TECH CRUNCH - Jul 8 - AR and VR share some common drivers that will shape their future, but the problems they solve are different.
- Mobility: AR needs untethered platforms, all day battery life, and mobile quality of service for voice and data. Mobility isn’t that big a deal for VR, although it’s a big plus for mobile VR.
- Vision: The critical elements are field of view, depth of focus/depth of field, vision correction, image resolution, and luminosity/viewability.
- Immersion: The keys to immersion are position tracking (spatial and rotational), jitter, object stability, audio quality, and audio tracking (stereo vs 3D).
- Usability: Processing power (a tradeoff with battery life for AR and host platform cost for VR), user comfort (motion sickness for VR and weight for AR), and user input controls (controller, hand/body, eye, voice, user position, environment).
- Flexibility: Cross-platform operating systems and SDKs for AR and VR make developers’ lives a lot easier.
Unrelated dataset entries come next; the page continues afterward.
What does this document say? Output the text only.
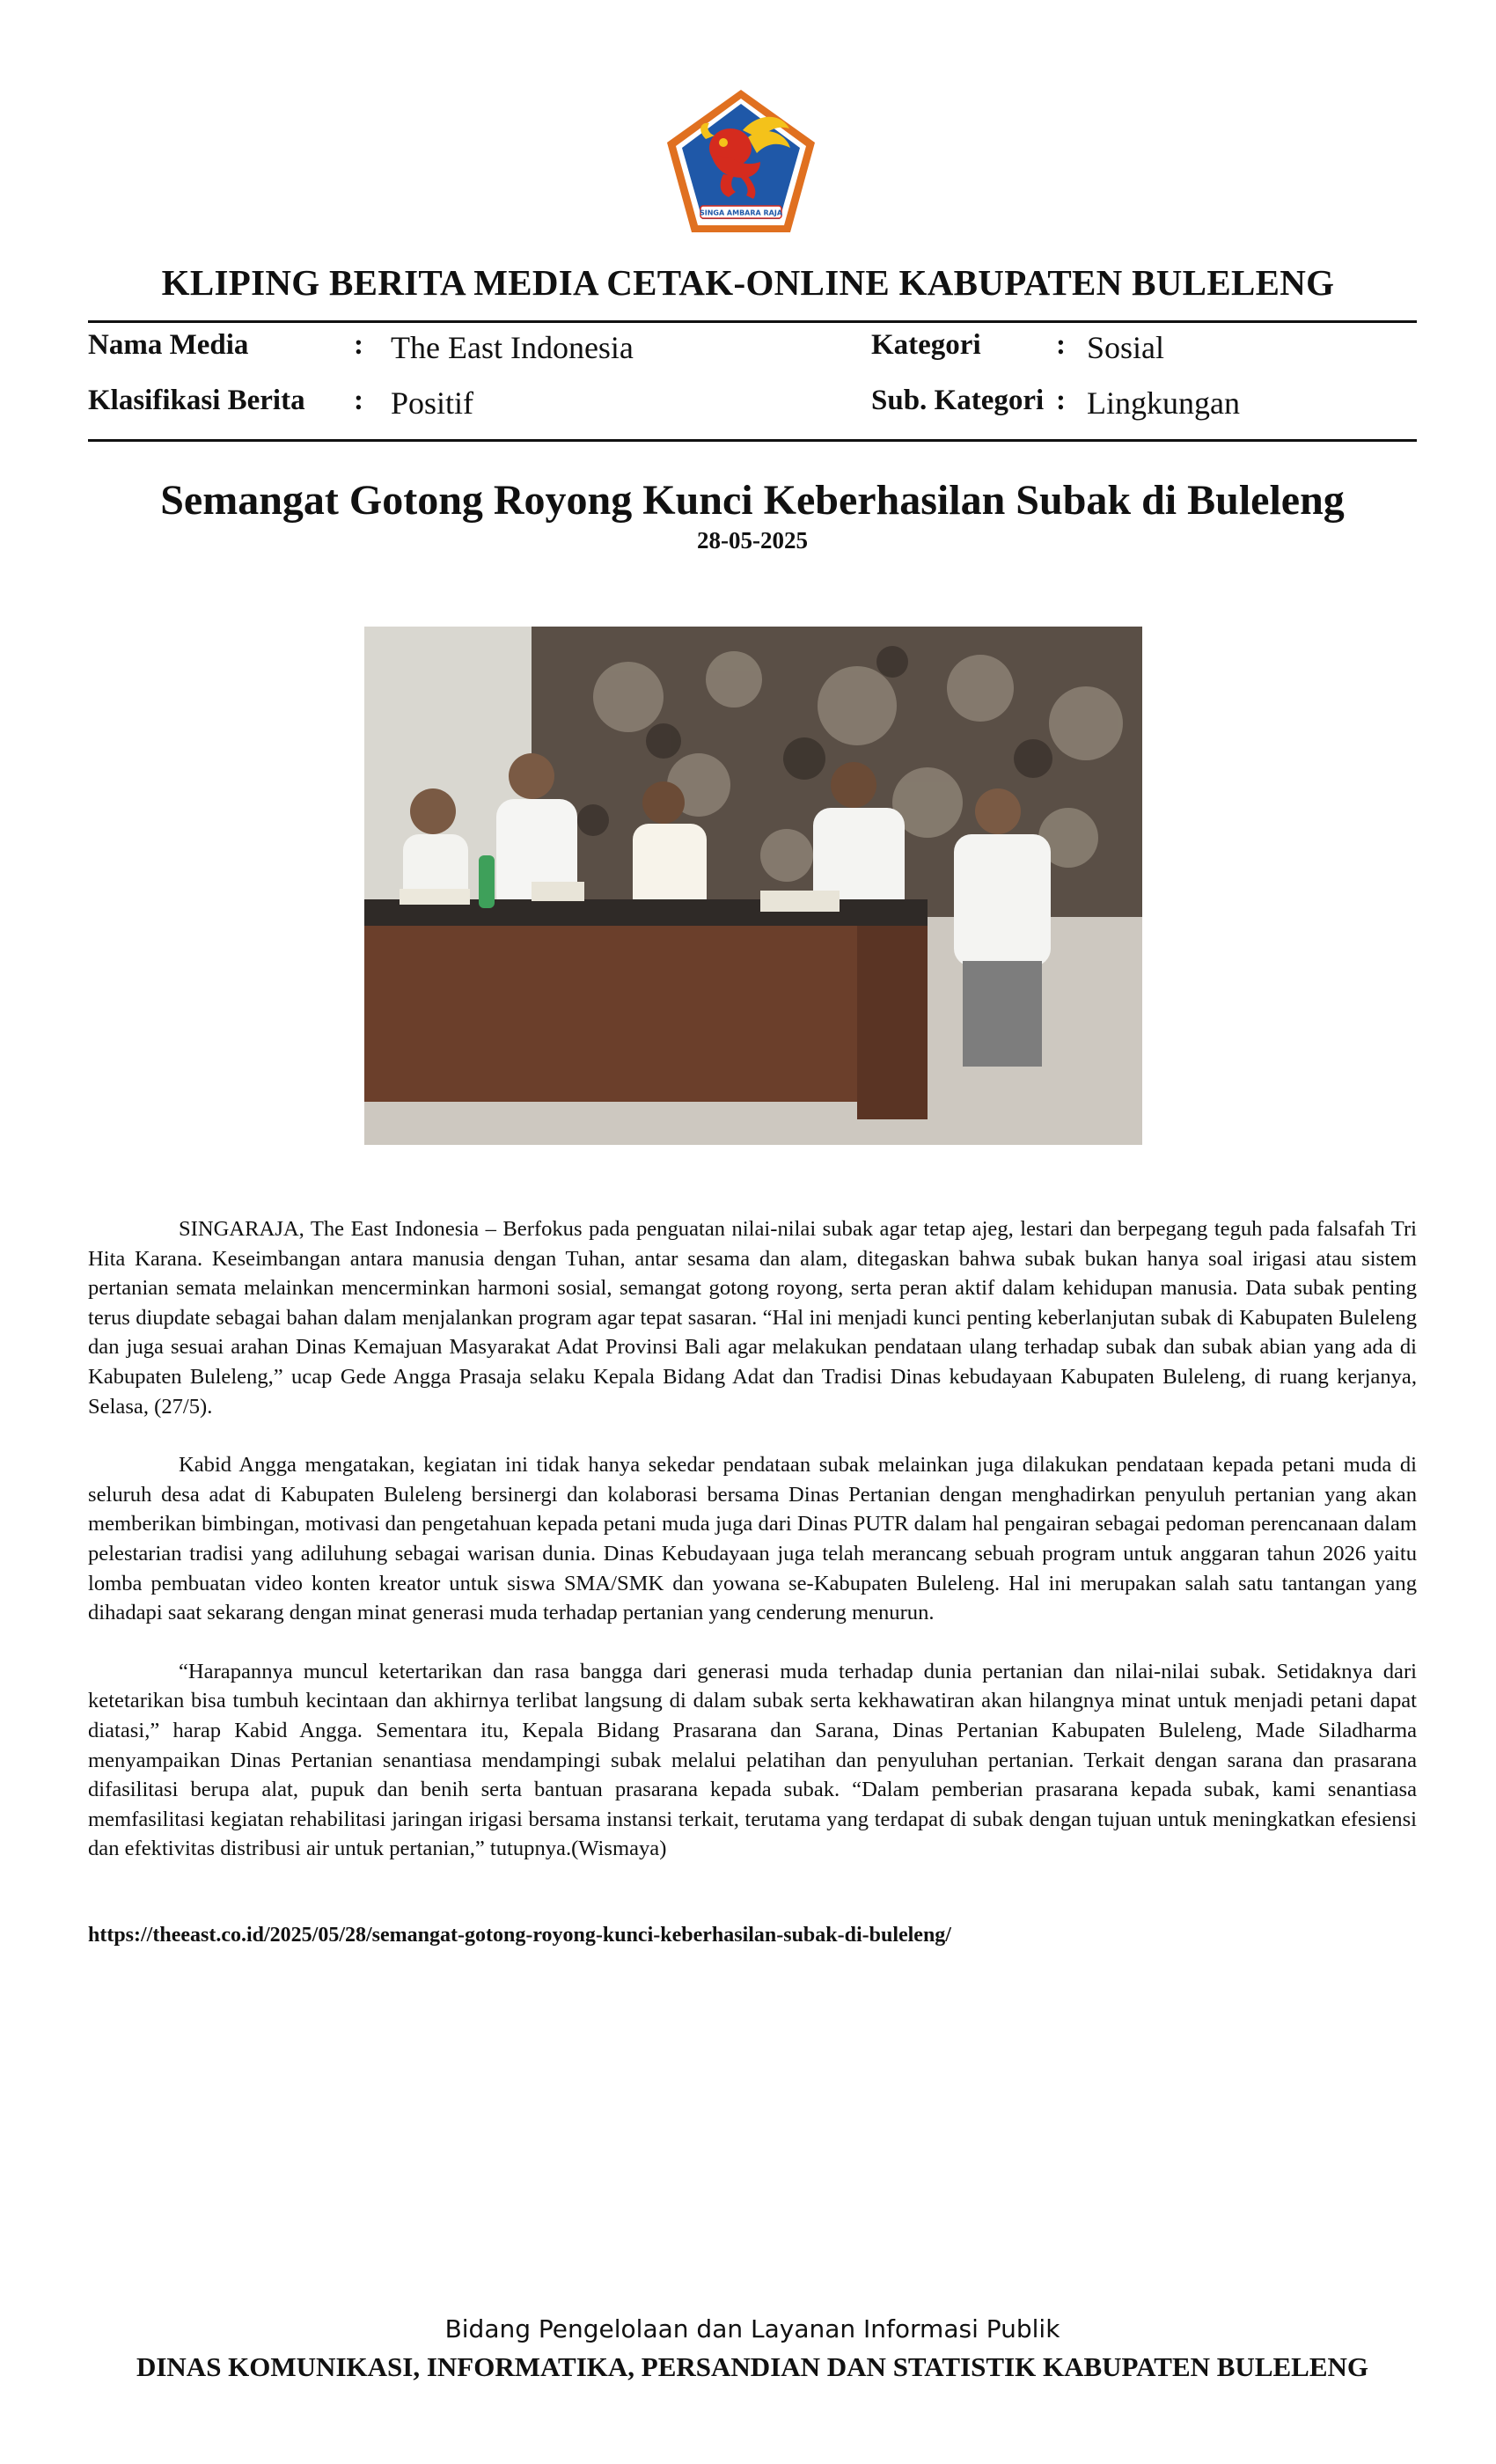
SINGA AMBARA RAJA
KLIPING BERITA MEDIA CETAK-ONLINE KABUPATEN BULELENG
Nama Media	: The East Indonesia
Klasifikasi Berita : Positif
Kategori	: Sosial
Sub. Kategori : Lingkungan
Semangat Gotong Royong Kunci Keberhasilan Subak di Buleleng
28-05-2025

SINGARAJA, The East Indonesia – Berfokus pada penguatan nilai-nilai subak agar tetap ajeg, lestari dan berpegang teguh pada falsafah Tri Hita Karana. Keseimbangan antara manusia dengan Tuhan, antar sesama dan alam, ditegaskan bahwa subak bukan hanya soal irigasi atau sistem pertanian semata melainkan mencerminkan harmoni sosial, semangat gotong royong, serta peran aktif dalam kehidupan manusia. Data subak penting terus diupdate sebagai bahan dalam menjalankan program agar tepat sasaran. “Hal ini menjadi kunci penting keberlanjutan subak di Kabupaten Buleleng dan juga sesuai arahan Dinas Kemajuan Masyarakat Adat Provinsi Bali agar melakukan pendataan ulang terhadap subak dan subak abian yang ada di Kabupaten Buleleng,” ucap Gede Angga Prasaja selaku Kepala Bidang Adat dan Tradisi Dinas kebudayaan Kabupaten Buleleng, di ruang kerjanya, Selasa, (27/5).

Kabid Angga mengatakan, kegiatan ini tidak hanya sekedar pendataan subak melainkan juga dilakukan pendataan kepada petani muda di seluruh desa adat di Kabupaten Buleleng bersinergi dan kolaborasi bersama Dinas Pertanian dengan menghadirkan penyuluh pertanian yang akan memberikan bimbingan, motivasi dan pengetahuan kepada petani muda juga dari Dinas PUTR dalam hal pengairan sebagai pedoman perencanaan dalam pelestarian tradisi yang adiluhung sebagai warisan dunia. Dinas Kebudayaan juga telah merancang sebuah program untuk anggaran tahun 2026 yaitu lomba pembuatan video konten kreator untuk siswa SMA/SMK dan yowana se-Kabupaten Buleleng. Hal ini merupakan salah satu tantangan yang dihadapi saat sekarang dengan minat generasi muda terhadap pertanian yang cenderung menurun.

“Harapannya muncul ketertarikan dan rasa bangga dari generasi muda terhadap dunia pertanian dan nilai-nilai subak. Setidaknya dari ketetarikan bisa tumbuh kecintaan dan akhirnya terlibat langsung di dalam subak serta kekhawatiran akan hilangnya minat untuk menjadi petani dapat diatasi,” harap Kabid Angga. Sementara itu, Kepala Bidang Prasarana dan Sarana, Dinas Pertanian Kabupaten Buleleng, Made Siladharma menyampaikan Dinas Pertanian senantiasa mendampingi subak melalui pelatihan dan penyuluhan pertanian. Terkait dengan sarana dan prasarana difasilitasi berupa alat, pupuk dan benih serta bantuan prasarana kepada subak. “Dalam pemberian prasarana kepada subak, kami senantiasa memfasilitasi kegiatan rehabilitasi jaringan irigasi bersama instansi terkait, terutama yang terdapat di subak dengan tujuan untuk meningkatkan efesiensi dan efektivitas distribusi air untuk pertanian,” tutupnya.(Wismaya)

https://theeast.co.id/2025/05/28/semangat-gotong-royong-kunci-keberhasilan-subak-di-buleleng/
Bidang Pengelolaan dan Layanan Informasi Publik
DINAS KOMUNIKASI, INFORMATIKA, PERSANDIAN DAN STATISTIK KABUPATEN BULELENG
Mixed Reality holds even greater promise by providing the ability to switch easily between AR and VR on the same device.
- Wearability: Design style and comfort top of the list. AR faces greater challenges than VR because of its usage on the street, with tradeoffs between size, weight and power dependent on battery life and efficient CPUs and GPUs.
- Affordability: Immersive VR must follow the path trodden by PCs and consoles to reach a mass audience. Ambient VR needs to be even less expensive AR players should be talking to the telcos now, because there’s a lot of educating to do.